Development of Agent-Based Centralized Tool For Analyzing and Managing Security-Enhanced Linux Policies using WebSocket Protocol

Abstract

The SELinux facilitates and includes an extensible "MAC" structure built within the Linux kernel. An application or a process life cycle that runs as a user has the specific authority to access objects such as files, sockets, and other processes with Linux’s default Discretionary Access Control (DAC). SELinux prescribes the access and the progress privileges of each user, application, process, and the files on the system and administers the communications of these elements utilizing a security strategy that determines how severe or indulgent a given Red Hat Enterprise Linux establishment ought to be.
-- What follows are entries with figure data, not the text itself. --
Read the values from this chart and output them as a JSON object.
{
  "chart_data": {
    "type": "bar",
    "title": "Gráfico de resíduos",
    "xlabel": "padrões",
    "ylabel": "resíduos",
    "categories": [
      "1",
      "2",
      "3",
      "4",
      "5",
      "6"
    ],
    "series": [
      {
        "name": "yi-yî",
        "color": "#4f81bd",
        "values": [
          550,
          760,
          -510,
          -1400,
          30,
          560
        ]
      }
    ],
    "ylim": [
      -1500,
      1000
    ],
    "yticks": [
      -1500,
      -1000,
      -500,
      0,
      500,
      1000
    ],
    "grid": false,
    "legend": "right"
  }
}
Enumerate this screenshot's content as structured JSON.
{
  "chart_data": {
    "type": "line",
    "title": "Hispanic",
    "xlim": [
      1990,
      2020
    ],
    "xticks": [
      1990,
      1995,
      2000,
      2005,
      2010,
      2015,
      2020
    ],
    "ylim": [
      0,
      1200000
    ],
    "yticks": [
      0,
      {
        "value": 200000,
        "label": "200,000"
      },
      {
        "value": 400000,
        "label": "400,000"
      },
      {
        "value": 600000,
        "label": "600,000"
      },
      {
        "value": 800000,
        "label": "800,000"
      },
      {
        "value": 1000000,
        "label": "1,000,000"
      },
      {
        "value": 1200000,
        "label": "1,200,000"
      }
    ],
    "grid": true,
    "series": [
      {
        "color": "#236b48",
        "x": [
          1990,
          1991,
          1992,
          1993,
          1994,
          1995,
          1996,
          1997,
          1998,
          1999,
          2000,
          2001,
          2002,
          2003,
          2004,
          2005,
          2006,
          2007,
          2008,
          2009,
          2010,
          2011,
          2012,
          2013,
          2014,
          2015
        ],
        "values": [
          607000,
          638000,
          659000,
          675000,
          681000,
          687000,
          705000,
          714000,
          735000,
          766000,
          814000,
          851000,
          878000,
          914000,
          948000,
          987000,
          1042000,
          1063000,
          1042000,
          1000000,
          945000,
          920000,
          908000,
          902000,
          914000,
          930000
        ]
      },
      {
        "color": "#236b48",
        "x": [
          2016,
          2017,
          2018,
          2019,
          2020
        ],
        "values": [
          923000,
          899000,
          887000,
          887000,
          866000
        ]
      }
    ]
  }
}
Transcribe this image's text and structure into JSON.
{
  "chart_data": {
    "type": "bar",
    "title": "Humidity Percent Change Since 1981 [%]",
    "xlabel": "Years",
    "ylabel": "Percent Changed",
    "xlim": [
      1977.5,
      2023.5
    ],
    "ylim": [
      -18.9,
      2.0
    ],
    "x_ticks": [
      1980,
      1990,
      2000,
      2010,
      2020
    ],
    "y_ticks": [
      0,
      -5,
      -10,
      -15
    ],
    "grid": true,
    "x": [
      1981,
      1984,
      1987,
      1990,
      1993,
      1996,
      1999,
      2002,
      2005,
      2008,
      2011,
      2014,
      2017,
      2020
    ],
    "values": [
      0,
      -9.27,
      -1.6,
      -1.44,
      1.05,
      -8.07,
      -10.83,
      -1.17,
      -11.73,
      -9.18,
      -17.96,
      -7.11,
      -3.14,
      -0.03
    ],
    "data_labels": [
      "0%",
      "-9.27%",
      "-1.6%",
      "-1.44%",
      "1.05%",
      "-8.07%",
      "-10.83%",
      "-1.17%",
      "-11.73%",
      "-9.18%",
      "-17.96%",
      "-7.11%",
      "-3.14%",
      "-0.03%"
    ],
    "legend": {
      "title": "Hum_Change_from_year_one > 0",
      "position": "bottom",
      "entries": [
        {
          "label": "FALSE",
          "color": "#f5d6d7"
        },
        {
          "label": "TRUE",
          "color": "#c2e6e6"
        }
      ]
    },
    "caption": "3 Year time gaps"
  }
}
However, its constraints such as, not being user-friendly, having too complicated policies, and complex policy description language, are limiting the implementation of SELinux policies in the Information Technology industry. As a result, there is only a little research available on User Interface-based policy management tools. Even those researches have limitations such as the inability to remotely manage a host/server, manual documentation, and the inability to monitor the systems automatically from a dashboard. In order to overcome said research gap and problems, this research will implement a system using a web-socket technology that facilitates the ability to converse in full-duplex through just one TCP connection. This system is included with a web socket-agent, which can be installed in server endpoints and can change SELinux policies, a web-socket server: which can do live communication with the agent to perform policy changes along with the UI component: to manage policies using the user interface and a database component to store policy details.